Romania received several Jagdpanzer IV/70 from the Red Army after the war ended. They were officially known as TAs T4 in their army's inventory and were used until 1950 when they were phased out. German armour in Romanian service, including the Jagdpanzer IV, was replaced entirely with Soviet vehicles in 1954. Bulgaria also received Jagdpanzer IVs from both Germany and the Soviet Union (most coming from the latter post-war), and they saw limited service in the postwar Bulgarian military before being stripped of all engine components, dug in and turned into fixed gun emplacements on its border with neighbouring Turkey, as part of the Krali Marko Line (now fallen into disrepair). Most of these ex-German vehicles have been dug up recently, with some scrapped while others await restoration locally or abroad.

Jagdpanzer IV aces include SS-Oberscharführer (Senior squad leader) Rudolf Roy from the 12th SS Panzerjäger Battalion of 12th SS Panzer Division, who was awarded the Knight's Cross of the Iron Cross for battlefield bravery and credited with 36 tank kills. He was killed by an American sniper while looking out of the hatch of his Jagdpanzer IV on December 17, 1944, during the Ardennes Offensive in Belgium, the last major German offensive on the Western Front.

After the war, West Germany continued the Jagdpanzer concept with the Kanonenjagdpanzer, but few other fixed-casemate self-propelled guns were built in the postwar era. An innovative exception was the Swedish Stridsvagn 103, more widely known as the "S-Tank".

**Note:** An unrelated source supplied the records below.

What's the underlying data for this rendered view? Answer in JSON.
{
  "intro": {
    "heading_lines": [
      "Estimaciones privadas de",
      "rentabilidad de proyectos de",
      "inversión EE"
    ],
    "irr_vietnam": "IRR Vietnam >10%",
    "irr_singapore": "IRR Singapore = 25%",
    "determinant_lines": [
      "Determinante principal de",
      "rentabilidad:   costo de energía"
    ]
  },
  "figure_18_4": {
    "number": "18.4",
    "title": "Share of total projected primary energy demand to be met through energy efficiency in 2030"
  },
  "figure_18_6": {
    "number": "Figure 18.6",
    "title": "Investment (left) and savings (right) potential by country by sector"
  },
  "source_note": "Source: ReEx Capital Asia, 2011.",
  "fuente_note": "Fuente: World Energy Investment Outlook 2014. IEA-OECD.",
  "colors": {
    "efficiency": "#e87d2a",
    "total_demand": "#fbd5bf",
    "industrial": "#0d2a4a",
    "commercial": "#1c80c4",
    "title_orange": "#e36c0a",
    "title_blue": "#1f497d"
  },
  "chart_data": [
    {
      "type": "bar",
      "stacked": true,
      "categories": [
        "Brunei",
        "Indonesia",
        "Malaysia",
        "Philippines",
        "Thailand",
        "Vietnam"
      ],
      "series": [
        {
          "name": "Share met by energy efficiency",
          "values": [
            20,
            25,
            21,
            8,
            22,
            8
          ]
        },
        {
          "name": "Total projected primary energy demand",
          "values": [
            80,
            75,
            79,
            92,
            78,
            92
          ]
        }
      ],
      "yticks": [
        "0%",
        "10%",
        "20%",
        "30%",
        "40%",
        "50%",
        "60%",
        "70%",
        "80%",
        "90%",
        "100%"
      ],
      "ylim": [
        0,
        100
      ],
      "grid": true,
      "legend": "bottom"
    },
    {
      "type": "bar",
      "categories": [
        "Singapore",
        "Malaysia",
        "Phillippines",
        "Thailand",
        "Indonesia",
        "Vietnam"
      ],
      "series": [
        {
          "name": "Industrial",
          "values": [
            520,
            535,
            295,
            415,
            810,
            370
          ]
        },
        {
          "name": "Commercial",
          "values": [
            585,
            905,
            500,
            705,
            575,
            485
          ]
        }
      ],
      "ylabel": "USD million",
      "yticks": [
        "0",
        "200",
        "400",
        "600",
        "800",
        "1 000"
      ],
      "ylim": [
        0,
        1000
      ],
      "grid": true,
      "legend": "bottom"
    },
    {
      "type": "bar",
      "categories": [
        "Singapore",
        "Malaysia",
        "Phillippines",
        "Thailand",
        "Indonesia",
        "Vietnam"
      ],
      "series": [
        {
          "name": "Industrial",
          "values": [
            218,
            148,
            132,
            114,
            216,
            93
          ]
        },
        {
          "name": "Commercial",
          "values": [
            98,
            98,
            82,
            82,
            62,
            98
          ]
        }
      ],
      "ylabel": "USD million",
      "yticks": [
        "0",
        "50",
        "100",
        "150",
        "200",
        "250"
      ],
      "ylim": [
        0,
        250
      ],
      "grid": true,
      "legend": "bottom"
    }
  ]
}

Along with Panzer IVs and Sturmgeschütz IIIs, Syria acquired in the 1950s six Jagdpanzer IV L/48s. These were used in the conflicts with Israel up until 1967 when most were either destroyed, abandoned on the Golan Heights overlooking Israel, or scrapped.

==Comparable vehicles==
- Germany: Hetzer, StuG III, StuG IV
- Italy: Semovente da 75/34
- Japan: Type 3 Ho-Ni III
- Romania: Mareșal
- Soviet Union: SU-85
- United States: M10 GMC
- United Kingdom: Gun Carrier, 3-inch, Mk I, Churchill (A22D)

==Related==
The Kanonenjagdpanzer (also known as "Jagdpanzer Kanone 90mm", or "tank destroyer, gun") was a German Cold War tank destroyer equipped with a 90mm anti-tank gun from obsolete M47 Patton tanks. Its design was very similar to that of the World War II Jagdpanzer IV.